My eyes are glazing over. It’s been less than 10 minutes since I slinked into the last row of chairs inside this makeshift outdoor auditorium, where a young woman with a tightly-bound ponytail and a sharp German accent is motoring through a series of PowerPoint slides. Holomorphic modular forms. A partition of a positive integer n. Ramanujan congruences. I always had a knack for math, but my AP algebra training isn’t helping much as I attempt to understand how one indecipherable equation can explain other indecipherable equations that somehow illustrate a point about that first equation and how if you then account for the eigenvalue that’ll bring us all back to Weak Maass Form and did she just invent all of these symbols to fuck with everyone?

A quick glance around the packed room, however, suggests that I’m one of few people who isn’t spellbound by this dizzying theoretical witchcraft. An audience of several dozen attendees, many of them men in wool blazers and the advanced stages of age-related hair loss, nod knowingly and scribble down notes. "What might be the practical applications for this work?" asks one audience member during a question period.
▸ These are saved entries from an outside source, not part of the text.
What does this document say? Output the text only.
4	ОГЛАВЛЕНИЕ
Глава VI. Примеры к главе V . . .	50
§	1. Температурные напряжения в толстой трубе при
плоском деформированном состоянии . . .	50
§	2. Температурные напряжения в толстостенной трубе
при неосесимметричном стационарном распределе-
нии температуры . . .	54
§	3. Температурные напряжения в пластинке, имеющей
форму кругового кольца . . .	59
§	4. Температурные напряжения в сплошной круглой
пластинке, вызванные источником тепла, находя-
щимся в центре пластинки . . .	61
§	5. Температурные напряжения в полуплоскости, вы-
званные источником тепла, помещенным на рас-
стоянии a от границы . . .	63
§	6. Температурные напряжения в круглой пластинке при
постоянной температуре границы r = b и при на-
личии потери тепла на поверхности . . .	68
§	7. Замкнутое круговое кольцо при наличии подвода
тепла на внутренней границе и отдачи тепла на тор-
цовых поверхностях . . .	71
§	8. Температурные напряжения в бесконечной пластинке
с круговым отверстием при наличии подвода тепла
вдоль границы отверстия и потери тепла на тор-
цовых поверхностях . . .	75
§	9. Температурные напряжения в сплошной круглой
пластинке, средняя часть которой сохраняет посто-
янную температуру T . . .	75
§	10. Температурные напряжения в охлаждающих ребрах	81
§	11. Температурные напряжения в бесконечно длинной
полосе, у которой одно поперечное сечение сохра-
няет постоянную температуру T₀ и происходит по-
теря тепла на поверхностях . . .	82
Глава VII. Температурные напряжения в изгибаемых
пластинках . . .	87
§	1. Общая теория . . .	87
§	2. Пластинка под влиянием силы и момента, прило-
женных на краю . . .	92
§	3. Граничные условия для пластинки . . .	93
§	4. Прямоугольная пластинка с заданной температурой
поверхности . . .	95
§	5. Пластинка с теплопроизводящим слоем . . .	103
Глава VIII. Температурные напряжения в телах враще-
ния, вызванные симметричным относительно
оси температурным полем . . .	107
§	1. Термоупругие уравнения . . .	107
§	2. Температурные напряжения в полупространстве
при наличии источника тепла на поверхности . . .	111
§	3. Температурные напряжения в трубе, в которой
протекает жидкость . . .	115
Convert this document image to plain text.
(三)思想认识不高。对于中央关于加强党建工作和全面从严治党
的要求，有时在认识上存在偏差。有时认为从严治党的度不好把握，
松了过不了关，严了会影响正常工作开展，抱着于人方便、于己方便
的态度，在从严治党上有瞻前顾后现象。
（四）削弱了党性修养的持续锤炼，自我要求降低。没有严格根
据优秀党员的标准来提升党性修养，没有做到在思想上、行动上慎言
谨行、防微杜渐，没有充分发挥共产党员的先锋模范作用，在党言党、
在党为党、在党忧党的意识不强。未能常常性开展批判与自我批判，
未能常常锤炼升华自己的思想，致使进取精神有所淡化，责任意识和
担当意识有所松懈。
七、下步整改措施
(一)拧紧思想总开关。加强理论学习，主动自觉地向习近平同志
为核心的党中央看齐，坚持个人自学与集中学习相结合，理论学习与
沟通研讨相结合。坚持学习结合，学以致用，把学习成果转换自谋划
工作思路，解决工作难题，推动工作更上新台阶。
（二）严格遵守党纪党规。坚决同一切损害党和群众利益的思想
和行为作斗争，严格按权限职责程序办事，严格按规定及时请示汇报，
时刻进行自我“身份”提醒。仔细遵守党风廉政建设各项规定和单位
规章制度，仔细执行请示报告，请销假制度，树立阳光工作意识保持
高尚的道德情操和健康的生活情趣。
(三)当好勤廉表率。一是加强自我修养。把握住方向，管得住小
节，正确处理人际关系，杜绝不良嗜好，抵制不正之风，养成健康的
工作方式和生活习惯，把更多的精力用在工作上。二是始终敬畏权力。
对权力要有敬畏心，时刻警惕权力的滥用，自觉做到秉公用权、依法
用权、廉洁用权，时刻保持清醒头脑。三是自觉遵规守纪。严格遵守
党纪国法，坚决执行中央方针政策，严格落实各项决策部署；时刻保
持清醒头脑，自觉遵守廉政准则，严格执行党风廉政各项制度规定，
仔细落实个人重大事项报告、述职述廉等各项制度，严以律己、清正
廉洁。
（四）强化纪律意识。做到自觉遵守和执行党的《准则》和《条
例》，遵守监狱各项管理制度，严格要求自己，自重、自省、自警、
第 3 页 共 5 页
The presenter, Kathrin Bringmann of the University of Cologne, laughs. "Of course, this is abstract," she says of her session titled "Dyson’s Rank, Harmonic Weak Maass Form, and Recent Developments." "I’m not exactly going to use it to create the next iPhone or something." The audience chuckles appreciatively. I slide a little further down in my seat, tucking my iPhone into my pocket at the same time. I am unequivocally the stupidest person in this room.